Side note: It was definitely one of those Perfect Rides. You know, the reason you got into riding: that fantasy of cantering along on a happy, obedient pony on a spring day? But most of the time, you get a sullen horse, or a runaway horse, or the weather’s shit, or the boots keep coming off, or all of the above… Well, yesterday was perfect. Dixie asked to gallop up every hill, and I let her gallop up every hill that didn’t have a blind curve at the top. She stopped for all the dog walkers. She spooked in place, quite charmingly, at the ninja deer. When I got off and ran, she ran shoulder-by-shoulder with me. Just perfect.
And when we got back to the barn and I pulled tack, I found two palm-sized dry patches on her back. Damn it.
I want to blame the pad. To hell with you, Supracor, I really liked you until you did my horse wrong. But a couple of high-mileage riders — the people who’ve “beaten the game” and gotten multiple horses through long careers — keep telling me that the Supracor is just showing something that the Woolback was hiding. Double damn.
I don’t think there’s anything fundamentally wrong with the saddle. I think I can make it work with some tweaking.
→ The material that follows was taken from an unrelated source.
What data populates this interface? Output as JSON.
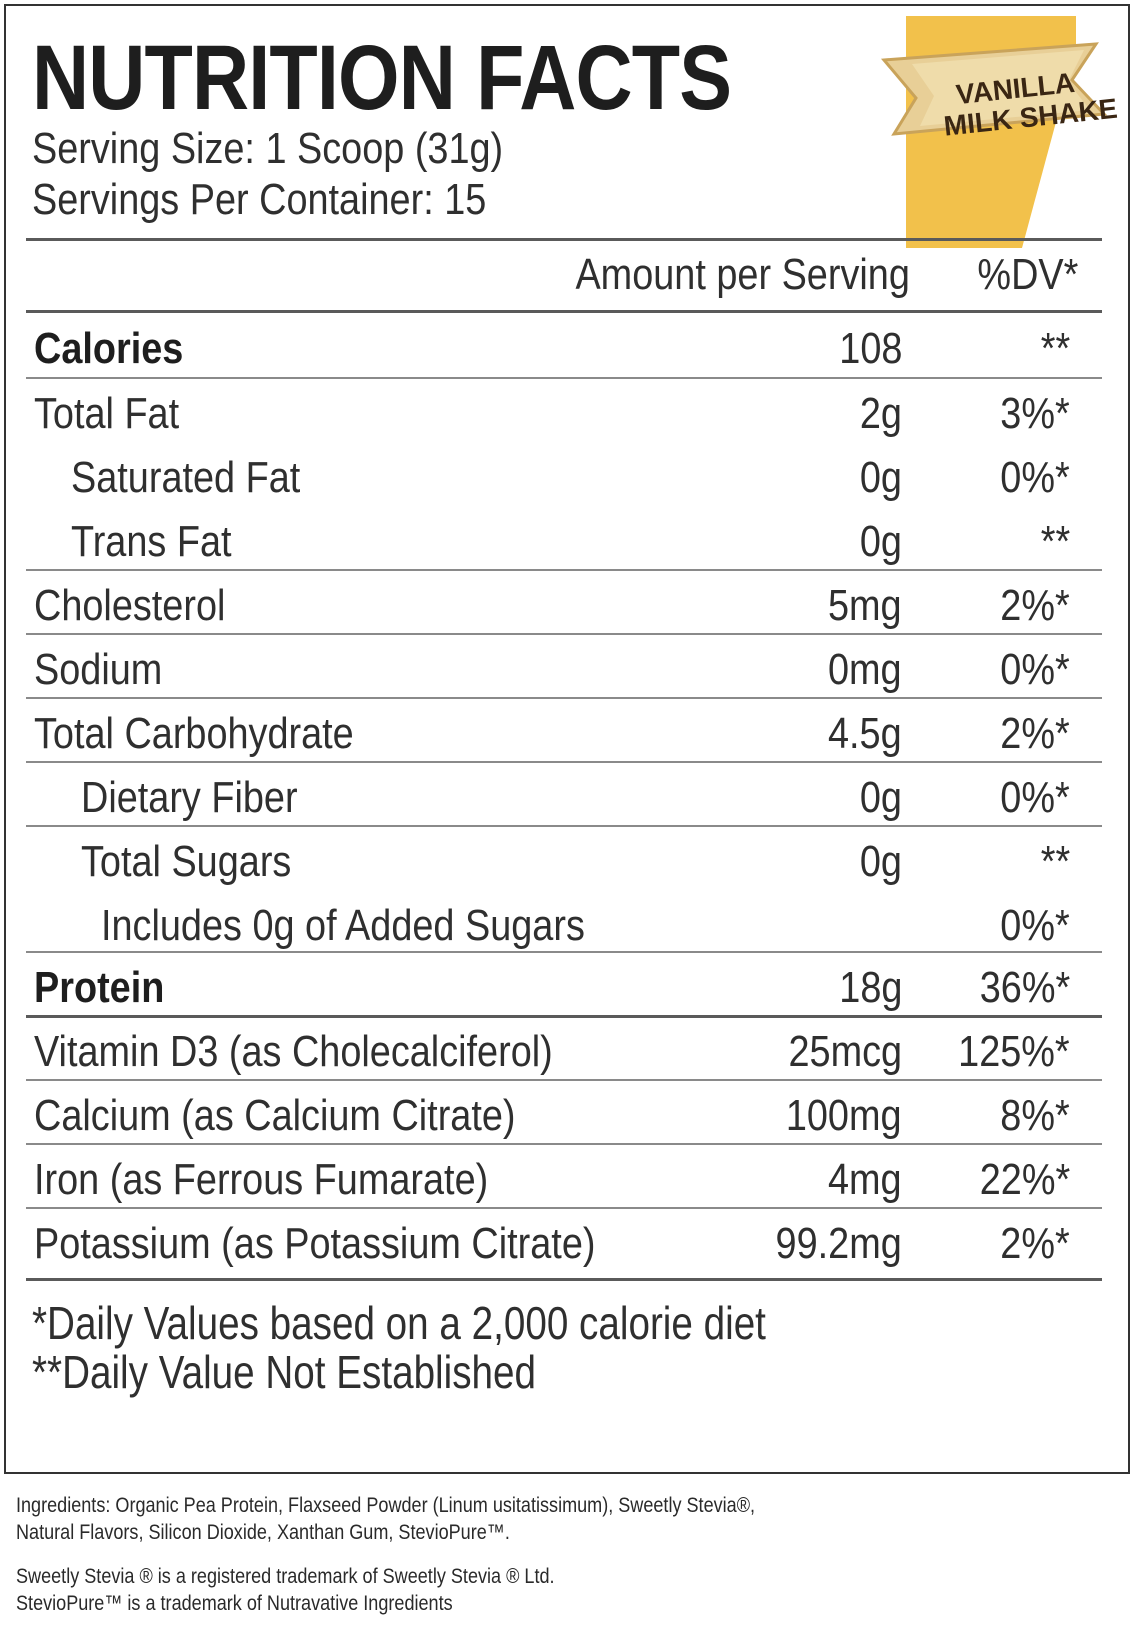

If I could call a saddle fitter, I would, but I heard a not-very-glowing review of the one Specialized fitter I know of in the area.
Today I got out to the barn and took a good look-and-feel of the problem areas. Like my friends thought, they’re right under where the stirrup leathers wrap around the saddle tree. It was very hard to see anything, but when I closed my eyes and ran my fingers down the padding, I could feel a little bulge on both sides. So I spent about 20 minutes rasping the bulge, feeling the area, rasping a bit more, etc.
I don’t know if this tip will help anybody else, but I might as well explain it. I had a white paint marker, and I marked each bulge with the paint pen — just drew an oval and zigzagged some line in the problem area. That gave me some boundaries for the rasp work. I rasped all the white away, brushed off the loose foam, and carefully felt the whole pad again. Then I’d mark some more lumps with the paint pen and rasp them away. It’s a trick I learned from my days as a woodworker: sometimes it helps to mark high spots with a pencil before you start sanding the wood.
Tomorrow I’ll get back out for another test ride in the Supracor and see if I’ve managed to fix the problem. I think I’ll keep working with it until Derby. If I think I’ve got it fixed, I’ll ride the 50 in the Supracor, but if not I can borrow another Woolback.
This isn’t an entertaining ride story. And it’s not even a good gear post; I don’t know if you’ll learn anything specific from it. But I think the general idea is worth sharing. Endurance is fundamentally really easy (you just get on a horse and trot down the trail), but at the same time it’s quite hard (see: this entire post). You can definitely learn what you need to learn as you go, but you can’t stop thinking and analyzing.
Just don’t forget to bask in your accomplishments as you achieve them. For two whole weeks, I was on top of the world. All my gear worked and my horse felt great and we’d finished our first hundred!
I knew it wouldn’t last. I knew I’d be back in the “I have no idea what I’m doing” doldrums before too long. But by god I really, really enjoyed that little honeymoon period.